New exhibition of ancient sculpture in technicolor

On Saturday, September 13th, a new exhibition about polychromy in ancient art opens at the Ny Carlsberg Glyptoket in Copenhagen. It’s not the first time the museum has put on a show focusing on the vibrant colors of ancient art and architecture. Gods in Color was hugely popular, traveling from the Munich Glyptothek to the Carlsberg Glyptoket to the Vatican Museums in 2004 and then moving on to other countries in Europe, reaching the United States in 2007. New research and advances in technology since then have allowed for a more precise understanding of the evolution and extent of ancient polychromy, which is what Transformations: Classical Sculpture in Colour will explore.

The Ny Carlsberg Glyptoket has an extensive collection of ancient Mediterranean art (the largest in northern Europe, in fact), so between its own sculptures and loans from other museums, the exhibition features 120 original sculptures and color reconstructions, a geometric expansion of the 20 pieces in the 2004 exhibition.

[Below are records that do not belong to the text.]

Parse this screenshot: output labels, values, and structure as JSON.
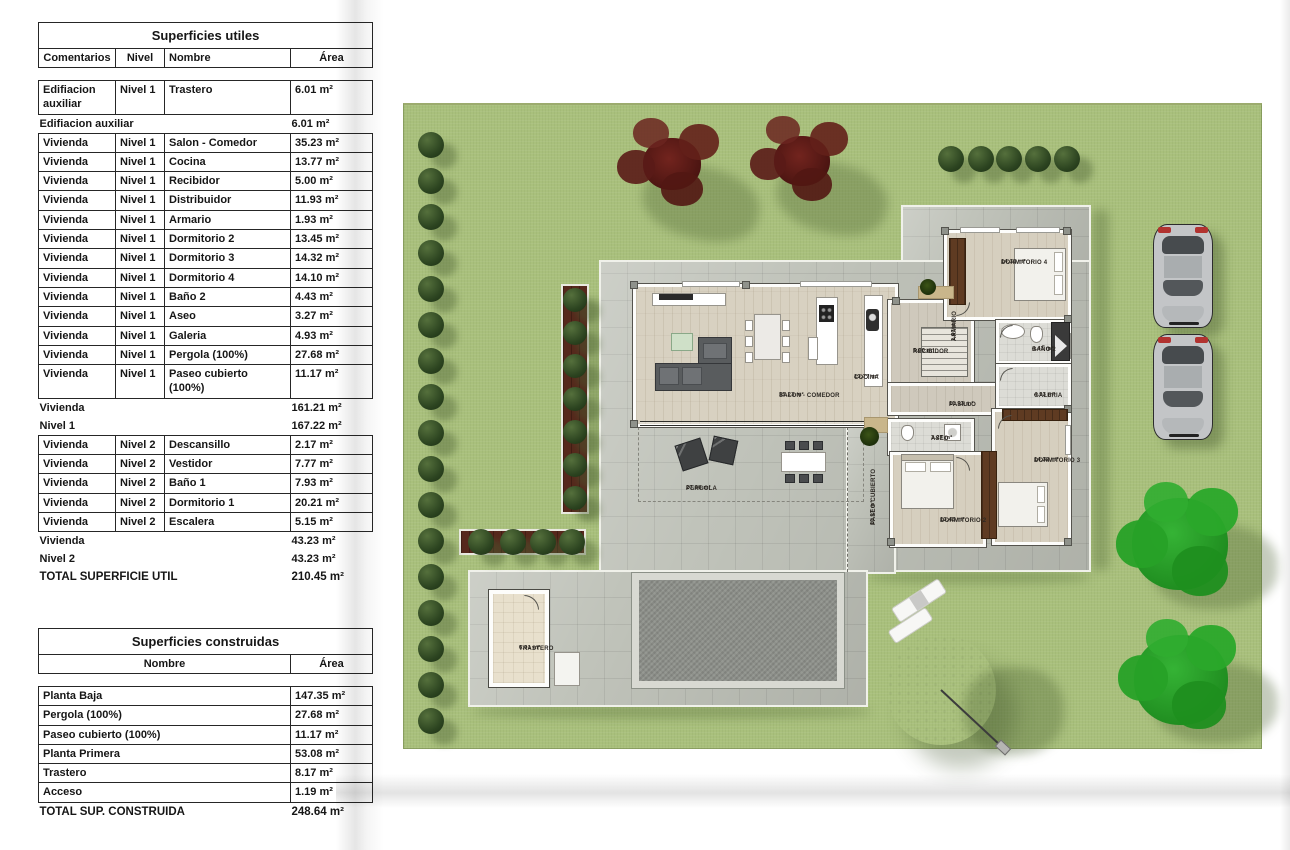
{
  "colors": {
    "lawn": "#a9c07c",
    "terrace": "#c0c3ba",
    "pool_water": "#8e918b",
    "wood_floor": "#d8d1c1",
    "wardrobe_wood": "#5f3b22",
    "bush_green": "#2c4420",
    "tree_red": "#5d1d1a",
    "tree_green": "#2aa02a",
    "table_text": "#161616"
  },
  "tables": {
    "utiles": {
      "title": "Superficies utiles",
      "columns": [
        "Comentarios",
        "Nivel",
        "Nombre",
        "Área"
      ],
      "rows": [
        {
          "type": "data",
          "comentarios": "Edifiacion auxiliar",
          "nivel": "Nivel 1",
          "nombre": "Trastero",
          "area": "6.01 m²"
        },
        {
          "type": "summary",
          "label": "Edifiacion auxiliar",
          "area": "6.01 m²"
        },
        {
          "type": "data",
          "comentarios": "Vivienda",
          "nivel": "Nivel 1",
          "nombre": "Salon - Comedor",
          "area": "35.23 m²"
        },
        {
          "type": "data",
          "comentarios": "Vivienda",
          "nivel": "Nivel 1",
          "nombre": "Cocina",
          "area": "13.77 m²"
        },
        {
          "type": "data",
          "comentarios": "Vivienda",
          "nivel": "Nivel 1",
          "nombre": "Recibidor",
          "area": "5.00 m²"
        },
        {
          "type": "data",
          "comentarios": "Vivienda",
          "nivel": "Nivel 1",
          "nombre": "Distribuidor",
          "area": "11.93 m²"
        },
        {
          "type": "data",
          "comentarios": "Vivienda",
          "nivel": "Nivel 1",
          "nombre": "Armario",
          "area": "1.93 m²"
        },
        {
          "type": "data",
          "comentarios": "Vivienda",
          "nivel": "Nivel 1",
          "nombre": "Dormitorio 2",
          "area": "13.45 m²"
        },
        {
          "type": "data",
          "comentarios": "Vivienda",
          "nivel": "Nivel 1",
          "nombre": "Dormitorio 3",
          "area": "14.32 m²"
        },
        {
          "type": "data",
          "comentarios": "Vivienda",
          "nivel": "Nivel 1",
          "nombre": "Dormitorio 4",
          "area": "14.10 m²"
        },
        {
          "type": "data",
          "comentarios": "Vivienda",
          "nivel": "Nivel 1",
          "nombre": "Baño 2",
          "area": "4.43 m²"
        },
        {
          "type": "data",
          "comentarios": "Vivienda",
          "nivel": "Nivel 1",
          "nombre": "Aseo",
          "area": "3.27 m²"
        },
        {
          "type": "data",
          "comentarios": "Vivienda",
          "nivel": "Nivel 1",
          "nombre": "Galeria",
          "area": "4.93 m²"
        },
        {
          "type": "data",
          "comentarios": "Vivienda",
          "nivel": "Nivel 1",
          "nombre": "Pergola (100%)",
          "area": "27.68 m²"
        },
        {
          "type": "data",
          "comentarios": "Vivienda",
          "nivel": "Nivel 1",
          "nombre": "Paseo cubierto (100%)",
          "area": "11.17 m²"
        },
        {
          "type": "summary",
          "label": "Vivienda",
          "area": "161.21 m²"
        },
        {
          "type": "summary",
          "label": "Nivel 1",
          "area": "167.22 m²"
        },
        {
          "type": "data",
          "comentarios": "Vivienda",
          "nivel": "Nivel 2",
          "nombre": "Descansillo",
          "area": "2.17 m²"
        },
        {
          "type": "data",
          "comentarios": "Vivienda",
          "nivel": "Nivel 2",
          "nombre": "Vestidor",
          "area": "7.77 m²"
        },
        {
          "type": "data",
          "comentarios": "Vivienda",
          "nivel": "Nivel 2",
          "nombre": "Baño 1",
          "area": "7.93 m²"
        },
        {
          "type": "data",
          "comentarios": "Vivienda",
          "nivel": "Nivel 2",
          "nombre": "Dormitorio 1",
          "area": "20.21 m²"
        },
        {
          "type": "data",
          "comentarios": "Vivienda",
          "nivel": "Nivel 2",
          "nombre": "Escalera",
          "area": "5.15 m²"
        },
        {
          "type": "summary",
          "label": "Vivienda",
          "area": "43.23 m²"
        },
        {
          "type": "summary",
          "label": "Nivel 2",
          "area": "43.23 m²"
        },
        {
          "type": "total",
          "label": "TOTAL SUPERFICIE UTIL",
          "area": "210.45 m²"
        }
      ]
    },
    "construidas": {
      "title": "Superficies construidas",
      "columns": [
        "Nombre",
        "Área"
      ],
      "rows": [
        {
          "type": "data",
          "nombre": "Planta Baja",
          "area": "147.35 m²"
        },
        {
          "type": "data",
          "nombre": "Pergola (100%)",
          "area": "27.68 m²"
        },
        {
          "type": "data",
          "nombre": "Paseo cubierto (100%)",
          "area": "11.17 m²"
        },
        {
          "type": "data",
          "nombre": "Planta Primera",
          "area": "53.08 m²"
        },
        {
          "type": "data",
          "nombre": "Trastero",
          "area": "8.17 m²"
        },
        {
          "type": "data",
          "nombre": "Acceso",
          "area": "1.19 m²"
        },
        {
          "type": "total",
          "label": "TOTAL SUP. CONSTRUIDA",
          "area": "248.64 m²"
        }
      ]
    }
  },
  "plan": {
    "rooms": [
      {
        "key": "salon",
        "name": "SALON - COMEDOR",
        "area": "35.23 m²"
      },
      {
        "key": "cocina",
        "name": "COCINA",
        "area": "13.77 m²"
      },
      {
        "key": "recibidor",
        "name": "RECIBIDOR",
        "area": "5.00 m²"
      },
      {
        "key": "armario",
        "name": "ARMARIO",
        "area": "1.93 m²"
      },
      {
        "key": "pasillo",
        "name": "PASILLO",
        "area": "11.93 m²"
      },
      {
        "key": "dormitorio4",
        "name": "DORMITORIO 4",
        "area": "14.10 m²"
      },
      {
        "key": "bano2",
        "name": "BAÑO 2",
        "area": "4.43 m²"
      },
      {
        "key": "galeria",
        "name": "GALERIA",
        "area": "4.93 m²"
      },
      {
        "key": "dormitorio3",
        "name": "DORMITORIO 3",
        "area": "14.32 m²"
      },
      {
        "key": "aseo",
        "name": "ASEO",
        "area": "3.27 m²"
      },
      {
        "key": "dormitorio2",
        "name": "DORMITORIO 2",
        "area": "13.45 m²"
      },
      {
        "key": "pergola",
        "name": "PERGOLA",
        "area": "27.68 m²"
      },
      {
        "key": "paseo",
        "name": "PASEO CUBIERTO",
        "area": "11.17 m²"
      },
      {
        "key": "trastero",
        "name": "TRASTERO",
        "area": "6.01 m²"
      }
    ]
  }
}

The interdisciplinary research traces the history of painted sculpture touching on the Egyptians much of whose painted works have survived, before zeroing in on Greek and Roman sculpture which was subjected to brutal destruction of its polychrome remnants by the post-Renaissance obsession with phony white marble Classicism.

The research underpinning the exhibition has been a cooperative enterprise of the museum with institutions like the Archaeology Foundation of Munich, home of the von Graeve research team in ancient color which has been pioneering the study of polychromy on Roman and Greek art and architecture since the 1970s. It’s an interdisciplinary pursuit pairing archaeologists with conservators, artists, and cutting edge technology like infrared reflectography and electron microscopy to identify and replicate the remnants of color on the original sculptures.

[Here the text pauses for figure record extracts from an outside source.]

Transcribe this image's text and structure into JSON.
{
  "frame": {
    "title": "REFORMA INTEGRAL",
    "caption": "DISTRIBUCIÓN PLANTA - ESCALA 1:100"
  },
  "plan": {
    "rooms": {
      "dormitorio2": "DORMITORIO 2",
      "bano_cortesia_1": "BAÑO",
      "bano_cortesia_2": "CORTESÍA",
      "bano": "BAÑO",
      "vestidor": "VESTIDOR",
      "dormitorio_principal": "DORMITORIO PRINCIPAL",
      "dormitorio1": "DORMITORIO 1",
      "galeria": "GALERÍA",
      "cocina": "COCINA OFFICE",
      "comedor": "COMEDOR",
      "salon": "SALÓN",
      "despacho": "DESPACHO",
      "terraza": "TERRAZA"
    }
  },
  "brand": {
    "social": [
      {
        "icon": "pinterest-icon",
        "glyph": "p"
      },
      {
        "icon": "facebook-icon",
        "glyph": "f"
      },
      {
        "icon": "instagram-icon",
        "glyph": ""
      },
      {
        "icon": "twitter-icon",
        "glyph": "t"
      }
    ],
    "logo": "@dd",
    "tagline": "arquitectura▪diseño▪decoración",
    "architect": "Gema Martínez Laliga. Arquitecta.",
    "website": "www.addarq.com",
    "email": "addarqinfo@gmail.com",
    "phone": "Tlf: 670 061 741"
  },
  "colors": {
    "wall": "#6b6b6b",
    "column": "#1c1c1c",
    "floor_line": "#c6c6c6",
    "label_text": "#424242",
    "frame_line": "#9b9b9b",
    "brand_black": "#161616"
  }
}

The exhibition at the Glyptotek shows spectacular original works juxtaposed with experimental reconstructions in their original wealth of colour, the shocking sensuality of which, at one and the same time, makes Antiquity both more present and remote. In the course of the exhibition the story of the development of colour in the art of sculpture unfolds; from the first, very insistent, but extremely effective use of strong local colours on marble, towards a higher and more refined degree of naturalism. At the same time the exhibition shows that our reading of the classical motifs sometimes changes radically when the sculptures appear in colour.

The Glyptotek has uploaded some nifty videos about the exhibition. First a simple introduction:

The next explains how we can tell that sculptures were painted, ie, by direct evidence — actual remnants of color visible to the eye — and indirect evidence — uneven weathering depending on the durability of the pigment, clearly missing elements in a relief that suggests they were once painted on, naturalistic inlaid stone eyes that would have been matched with naturalistic color on the rest of the figure.

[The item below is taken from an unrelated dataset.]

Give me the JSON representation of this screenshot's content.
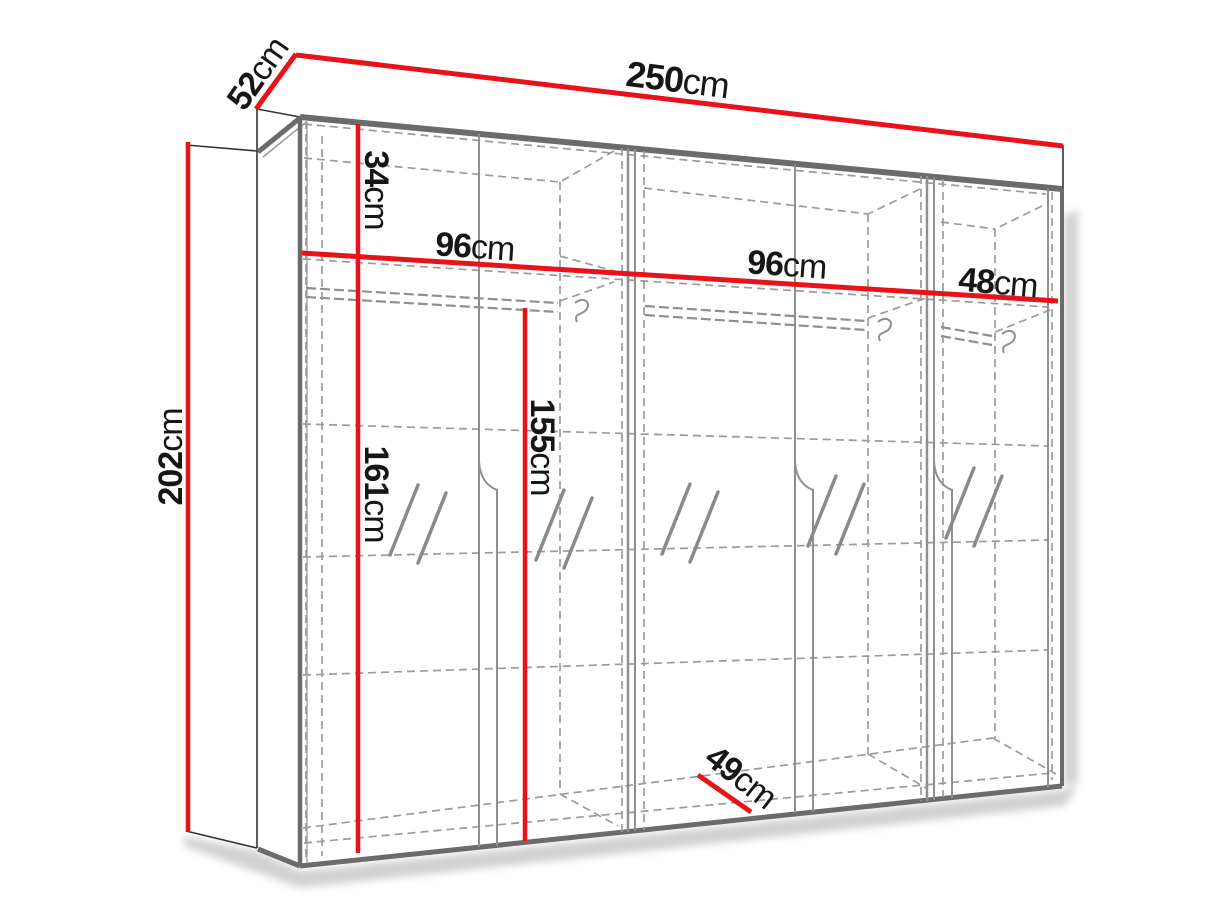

In this video the artist experiments with a variety of natural pigments and binders, and then confers with the archaeologist and a conservator to decide which approach to take.

There is a fourth video that I gather describes how researchers scan the sculptures looking for microscopic traces of color, but so far it is only available in unsubtitled Danish. I’ve emailed the museum asking for an English version and I’ll update the post when I hear back. Meanwhile, here’s the original version which is still worth watching for the pretty pictures. If you can understand Danish, please do tell us what they’re saying in a comment or email me via the contact form.

The catalogue of the exhibition is available in English from the museum shop and online here for 249 Danish Krone, about $43. (That includes VAT but not shipping, which to the US is a gulpworthy 199 Krone, or $35.) It features articles by experts in the field with the latest research about ancient Roman and Greek polychromy and is “profusely illustrated.” Pardon me while I dab a lace hanky at my drool.

There’s also a coloring book so you can paint some of the sculptures in the exhibition to your own taste, but sadly you can only order it as part of a bundle with the Danish-language catalogue. I’ll tell you, I’m still tempted to get it even though it would push this venture well into the absurdly extravagant range. I just really, really love coloring, and it’s so irresistibly apt in this context.

6 thoughts on “New exhibition of ancient sculpture in technicolor

  1. I loved this – the lion whiskers, excellent detective work! But I still think the reconstructions are much too gaudy. The curator says the goal was to make the sculptures more life-like; I suspect they looked much more like the exquisitely subtle polychrome sculpture of 17th C Spain, an example of which is in the Met: http://metmuseum.org/collection/the-collection-online/search/202718

    Liv, I suspect if you emailed the Ny Carlsberg gift shop and told them what you wanted, they could put the coloring book together with the English-language catalog for you. You deserve it. Thanks for another fantastic post.

  2. Rebecca – Originally the Met sculpture of 17thC Spain was likely just as “gaudy’.. located indoors, as many paintings of the same period, it would certainly have acquired the dark brown patina from smoke and other pollutants that you say makes it appear more life-like. That’s my opinion.